Bridging the gap
Differentiate a bid in a competitive process by eliminating the requirement for sellers to stand behind onerous indemnification provisions or to set money aside in escrow.
Overview
R&W insurance protects buyers against unknown loss arising from misrepresentations or breaches of warranty.
R&W insurance does not cover known risks and it is important to understand the implication of diligence findings on cover.
We undertake a detailed analysis of the financial, legal and tax diligence reports - flagging to deal teams identified risks which may be excluded from the policy. In turn, allowing these risks to be factored into the underlying deal negotiation.
Covered
- Seller / Company's Representations & Warranties
- Pre-Closing Tax Indemnity
Excluded
- Purchase Price Adjustments (net working capital adjustments)
- Known Risks
- Market & Deal-Specific Exclusions
Benefits
R&W insurance benefits all parties to a transaction, some of the benefits include:
Increasing the survival period of the representations and warranties (up to three years for general representations and six years for fundamental representations)

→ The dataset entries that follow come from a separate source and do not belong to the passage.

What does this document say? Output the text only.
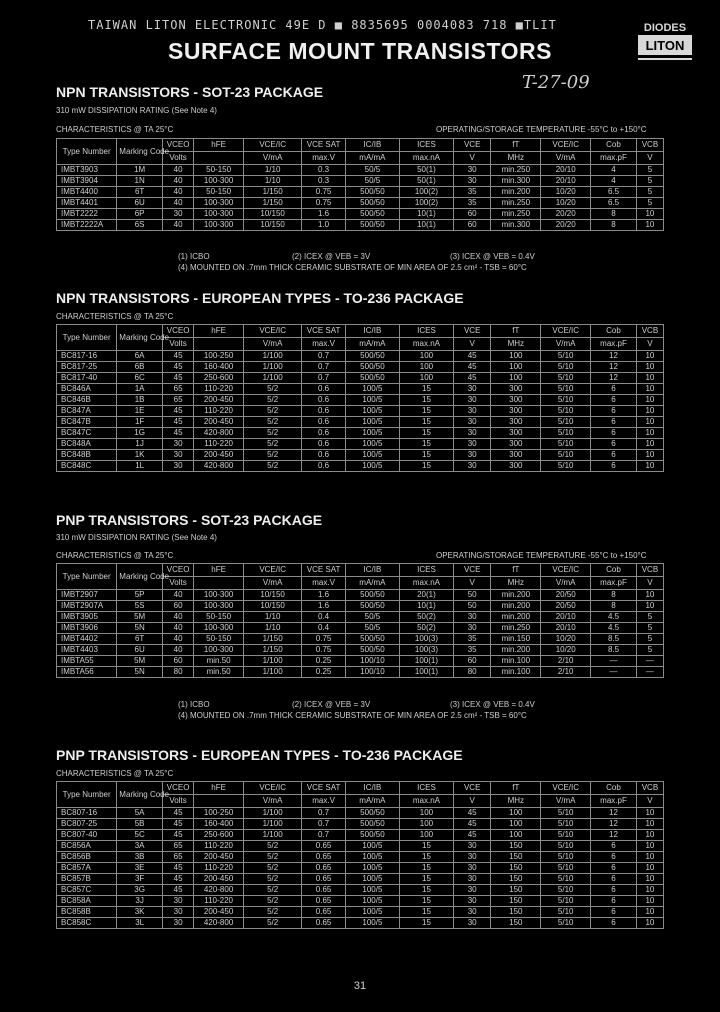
TAIWAN LITON ELECTRONIC 49E D ■ 8835695 0004083 718 ■TLIT	DIODES
LITON
SURFACE MOUNT TRANSISTORS
T-27-09
NPN TRANSISTORS - SOT-23 PACKAGE
310 mW DISSIPATION RATING (See Note 4)
CHARACTERISTICS @ TA 25°C	OPERATING/STORAGE TEMPERATURE -55°C to +150°C
Type Number	Marking Code	VCEO	hFE	VCE/IC	VCE SAT	IC/IB	ICES	VCE	fT	VCE/IC	Cob	VCB
		Volts		V/mA	max.V	mA/mA	max.nA	V	MHz	V/mA	max.pF	V
IMBT3903	1M	40	50-150	1/10	0.3	50/5	50(1)	30	min.250	20/10	4	5
IMBT3904	1N	40	100-300	1/10	0.3	50/5	50(1)	30	min.300	20/10	4	5
IMBT4400	6T	40	50-150	1/150	0.75	500/50	100(2)	35	min.200	10/20	6.5	5
IMBT4401	6U	40	100-300	1/150	0.75	500/50	100(2)	35	min.250	10/20	6.5	5
IMBT2222	6P	30	100-300	10/150	1.6	500/50	10(1)	60	min.250	20/20	8	10
IMBT2222A	6S	40	100-300	10/150	1.0	500/50	10(1)	60	min.300	20/20	8	10
(1) ICBO	(2) ICEX @ VEB = 3V	(3) ICEX @ VEB = 0.4V
(4) MOUNTED ON .7mm THICK CERAMIC SUBSTRATE OF MIN AREA OF 2.5 cm² - TSB = 60°C
NPN TRANSISTORS - EUROPEAN TYPES - TO-236 PACKAGE
CHARACTERISTICS @ TA 25°C
Type Number	Marking Code	VCEO	hFE	VCE/IC	VCE SAT	IC/IB	ICES	VCE	fT	VCE/IC	Cob	VCB
		Volts		V/mA	max.V	mA/mA	max.nA	V	MHz	V/mA	max.pF	V
BC817-16	6A	45	100-250	1/100	0.7	500/50	100	45	100	5/10	12	10
BC817-25	6B	45	160-400	1/100	0.7	500/50	100	45	100	5/10	12	10
BC817-40	6C	45	250-600	1/100	0.7	500/50	100	45	100	5/10	12	10
BC846A	1A	65	110-220	5/2	0.6	100/5	15	30	300	5/10	6	10
BC846B	1B	65	200-450	5/2	0.6	100/5	15	30	300	5/10	6	10
BC847A	1E	45	110-220	5/2	0.6	100/5	15	30	300	5/10	6	10
BC847B	1F	45	200-450	5/2	0.6	100/5	15	30	300	5/10	6	10
BC847C	1G	45	420-800	5/2	0.6	100/5	15	30	300	5/10	6	10
BC848A	1J	30	110-220	5/2	0.6	100/5	15	30	300	5/10	6	10
BC848B	1K	30	200-450	5/2	0.6	100/5	15	30	300	5/10	6	10
BC848C	1L	30	420-800	5/2	0.6	100/5	15	30	300	5/10	6	10
PNP TRANSISTORS - SOT-23 PACKAGE
310 mW DISSIPATION RATING (See Note 4)
CHARACTERISTICS @ TA 25°C	OPERATING/STORAGE TEMPERATURE -55°C to +150°C
Type Number	Marking Code	VCEO	hFE	VCE/IC	VCE SAT	IC/IB	ICES	VCE	fT	VCE/IC	Cob	VCB
		Volts		V/mA	max.V	mA/mA	max.nA	V	MHz	V/mA	max.pF	V
IMBT2907	5P	40	100-300	10/150	1.6	500/50	20(1)	50	min.200	20/50	8	10
IMBT2907A	5S	60	100-300	10/150	1.6	500/50	10(1)	50	min.200	20/50	8	10
IMBT3905	5M	40	50-150	1/10	0.4	50/5	50(2)	30	min.200	20/10	4.5	5
IMBT3906	5N	40	100-300	1/10	0.4	50/5	50(2)	30	min.250	20/10	4.5	5
IMBT4402	6T	40	50-150	1/150	0.75	500/50	100(3)	35	min.150	10/20	8.5	5
IMBT4403	6U	40	100-300	1/150	0.75	500/50	100(3)	35	min.200	10/20	8.5	5
IMBTA55	5M	60	min.50	1/100	0.25	100/10	100(1)	60	min.100	2/10	—	—
IMBTA56	5N	80	min.50	1/100	0.25	100/10	100(1)	80	min.100	2/10	—	—
(1) ICBO	(2) ICEX @ VEB = 3V	(3) ICEX @ VEB = 0.4V
(4) MOUNTED ON .7mm THICK CERAMIC SUBSTRATE OF MIN AREA OF 2.5 cm² - TSB = 60°C
PNP TRANSISTORS - EUROPEAN TYPES - TO-236 PACKAGE
CHARACTERISTICS @ TA 25°C
Type Number	Marking Code	VCEO	hFE	VCE/IC	VCE SAT	IC/IB	ICES	VCE	fT	VCE/IC	Cob	VCB
		Volts		V/mA	max.V	mA/mA	max.nA	V	MHz	V/mA	max.pF	V
BC807-16	5A	45	100-250	1/100	0.7	500/50	100	45	100	5/10	12	10
BC807-25	5B	45	160-400	1/100	0.7	500/50	100	45	100	5/10	12	10
BC807-40	5C	45	250-600	1/100	0.7	500/50	100	45	100	5/10	12	10
BC856A	3A	65	110-220	5/2	0.65	100/5	15	30	150	5/10	6	10
BC856B	3B	65	200-450	5/2	0.65	100/5	15	30	150	5/10	6	10
BC857A	3E	45	110-220	5/2	0.65	100/5	15	30	150	5/10	6	10
BC857B	3F	45	200-450	5/2	0.65	100/5	15	30	150	5/10	6	10
BC857C	3G	45	420-800	5/2	0.65	100/5	15	30	150	5/10	6	10
BC858A	3J	30	110-220	5/2	0.65	100/5	15	30	150	5/10	6	10
BC858B	3K	30	200-450	5/2	0.65	100/5	15	30	150	5/10	6	10
BC858C	3L	30	420-800	5/2	0.65	100/5	15	30	150	5/10	6	10
31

Increasing the indemnity cap through insurance whilst simultaneously reducing the indemnity cap for a seller
Easing the negotiations of the parties when it comes to the representations and warranties
Negating the concerns about the creditworthiness of a seller using an A-rated insurer as a counterparty
Parameters
Scope
R&W insurance provides financial cover to the insured in the event of a breach of warranty or a misrepresentation. The policy covers unknown risks and exclusions including identified risks, the availability of net operating losses, fines and penalties uninsurable by law and underfunding of employee benefit plans.
Policyholder
An R&W insurance policy can be held by either the seller or the buyer. However, it is more common for R&W insurance to be placed on the buy-side of a transaction. The advantage of insuring the buyer (rather than the seller) is that the R&W policy allows a direct claim to be made against the insurer, avoiding the need to pursue the seller. Thus, buy-side policies help facilitate deals by giving buyers an A-rated counterparty to recover from, while ensuring a clean exit for sellers.
Policy period
The policy periods match or, in the case of a buyer-side policy, extend the time limitations set out in the purchase agreement. The policy period is generally three years for claims under the general representations whereas it is six years for claims under the fundamental representations (including tax).
Retention or excess
The retention, also known as the excess, ranges depending on the jurisdiction, the parties and the nature of the underlying company. The retention is a function of the enterprise value and is typically between 0.5% - 1.5% of the enterprise value.
Policy limit
The policy limit is typically 10% - 30% of the enterprise value although a deal can be insured up to 100% if necessary. The lower the percentage of the enterprise value, the higher the premium rate.
Premium
The premium is calculated as a function of the policy limit. The premium will depend on factors including: governing law of the acquisition agreement, nature and location of the target's operations and policy parameters. Premium rates are typically 1.5% - 3.5% for operational businesses and 0.75% - 2% for real estate transactions.
Underwriting fees and taxes
The underwriting fees and taxes are payable in addition to the premium. The fees depend on the size and complexity of the transaction, whereas the taxes are typically determined by the jurisdiction where the insured entity is registered or where the risk is primarily located.